Re: Why is Slate still paying this man?
by TomFitz

I never said I was against balance.

That's not the topic.

But I'll share my favorite Hitchins story.

He was once on a local talk radio show in my home town.

This was during the Clinton impeachment fiasco. Hitchins was al in favor of impeachment and was busy streaching the envelope with his usual habit of dressing up the current conservative talking points on the subject,

Trouble was, many of the claims he was making at the core of his argoments were false.

When the host, and several callers challenged him on his assertions, he got all huffy and threatened to walk off the show.

The host showed him the door.

The rest of the show was devoted to her taking congradulatory calls from listeners who had quite enough of the arrogant pompous and dishonest Mr Hitchins.

He famously tried to pull the same stunt on Terri Gross at NPR a few years ago too.

BTW, wonder how Hitch feels about his old hero Ahmed Chalabi these days???

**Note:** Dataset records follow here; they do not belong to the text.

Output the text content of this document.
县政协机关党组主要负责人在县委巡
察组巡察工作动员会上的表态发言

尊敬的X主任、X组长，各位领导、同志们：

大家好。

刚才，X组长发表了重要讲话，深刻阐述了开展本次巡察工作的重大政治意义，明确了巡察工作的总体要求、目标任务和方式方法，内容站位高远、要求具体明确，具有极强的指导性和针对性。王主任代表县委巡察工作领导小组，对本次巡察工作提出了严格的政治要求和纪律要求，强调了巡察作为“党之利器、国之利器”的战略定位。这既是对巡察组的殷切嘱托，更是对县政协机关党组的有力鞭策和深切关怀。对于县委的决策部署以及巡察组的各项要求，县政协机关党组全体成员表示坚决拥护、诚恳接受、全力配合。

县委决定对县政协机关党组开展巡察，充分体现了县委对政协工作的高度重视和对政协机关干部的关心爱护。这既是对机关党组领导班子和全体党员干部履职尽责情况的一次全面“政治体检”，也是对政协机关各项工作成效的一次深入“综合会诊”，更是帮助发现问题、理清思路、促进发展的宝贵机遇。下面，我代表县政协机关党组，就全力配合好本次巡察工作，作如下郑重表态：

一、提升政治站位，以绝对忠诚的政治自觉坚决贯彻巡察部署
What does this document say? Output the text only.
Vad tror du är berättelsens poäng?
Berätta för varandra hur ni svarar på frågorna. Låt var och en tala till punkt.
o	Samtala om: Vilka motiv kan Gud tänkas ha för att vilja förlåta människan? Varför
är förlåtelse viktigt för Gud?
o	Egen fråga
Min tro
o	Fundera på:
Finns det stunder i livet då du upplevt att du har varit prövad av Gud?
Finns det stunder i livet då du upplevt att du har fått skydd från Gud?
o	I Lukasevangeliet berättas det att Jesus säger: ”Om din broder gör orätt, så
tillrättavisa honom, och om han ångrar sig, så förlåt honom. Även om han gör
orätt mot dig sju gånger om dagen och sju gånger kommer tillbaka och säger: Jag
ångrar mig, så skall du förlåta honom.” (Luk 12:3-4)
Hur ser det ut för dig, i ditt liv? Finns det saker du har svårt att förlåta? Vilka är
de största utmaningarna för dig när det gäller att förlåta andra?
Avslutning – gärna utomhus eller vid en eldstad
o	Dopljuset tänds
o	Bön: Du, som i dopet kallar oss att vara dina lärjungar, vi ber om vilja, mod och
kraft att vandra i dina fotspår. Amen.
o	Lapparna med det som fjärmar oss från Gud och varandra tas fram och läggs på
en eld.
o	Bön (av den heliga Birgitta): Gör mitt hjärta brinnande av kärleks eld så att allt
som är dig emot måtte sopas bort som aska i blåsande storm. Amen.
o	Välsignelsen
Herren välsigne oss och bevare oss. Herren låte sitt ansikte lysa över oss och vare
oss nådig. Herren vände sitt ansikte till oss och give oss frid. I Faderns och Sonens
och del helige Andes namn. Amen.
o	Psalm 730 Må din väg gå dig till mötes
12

Re: Why is Slate still paying this man?
by Split-S

My comment on balance was based on your quote, “IF you didn't like the top post, you didn't have to join this thread”. As for your anecdote about Hitchens and the Clinton impeachment thing, I’m not sure what you are tying to get across other than you claim Hitchens is a no good liar. I get the feeling that anyone that doesn’t agree with you is a liar or a fool in your mind. Is there anyone you don’t agree with that you also admire, or are they all liars?

Re: Why is Slate still paying this man?
by TomFitz

You're welcome to that opinion if you like.

I do have a special place in my rogue's gallery for people like Hitchins, Richard Pearle, David Frum, and Bill Kristol.

All of these men have worked hard to promote a radical political agenda centered on fear, extreme nationalism, and intolerence.

They have all, to a man, done their best to give an intellectual facade to arguments that are intended to appeal to the worst elements of the body politic.

And all of them share a starring role in the long fraudulant campaign to promote a war in the wrong country. All of them advanced that cause with questionalble intellectual arguments,. and all of them used false claims (generally knowingly) to advance that cause.

They are fellow travellers a well oiled propoganda machine that caused the deaths of tens of thousands of people and have weakened the United States considerably and driven us deep into debt and disrepute.

I suspect that you didn't even get my rhetorical question about Ahmed Chalabi.

Hitchins was one of Chalabi's biggest supporters in the media (another was now disgraced Judith Miller). Chalabi plied Hitchins with the full fantasy of Islamic democracy, while using him to consolidate his plan to have the American take over Iraq and hand it to him

Chalabi is still working that plan, BTW.

Hitchins, Pearle and the rest of the neo con establishment worship Chalabi., Pearle once called him the "George Washington of Iraq". IN reality, he's more like the Chaing Kai Shek.

Most of the phoney claims about terrorist links and non existant weapons of mass destruction were manufactured by Chalabi's Iraqi National Congress, and gleefully recirculated through the American conservative media and the Bush White House.

Chalabi was front and center in parroting these dubious claims.

One might argue that Hitchins was duped. But Hitchins continued to defend Chalabi long after his duplicity was exposed.

That makes Hitchins both a liar and a fool.

And that's not just a matter of opinion.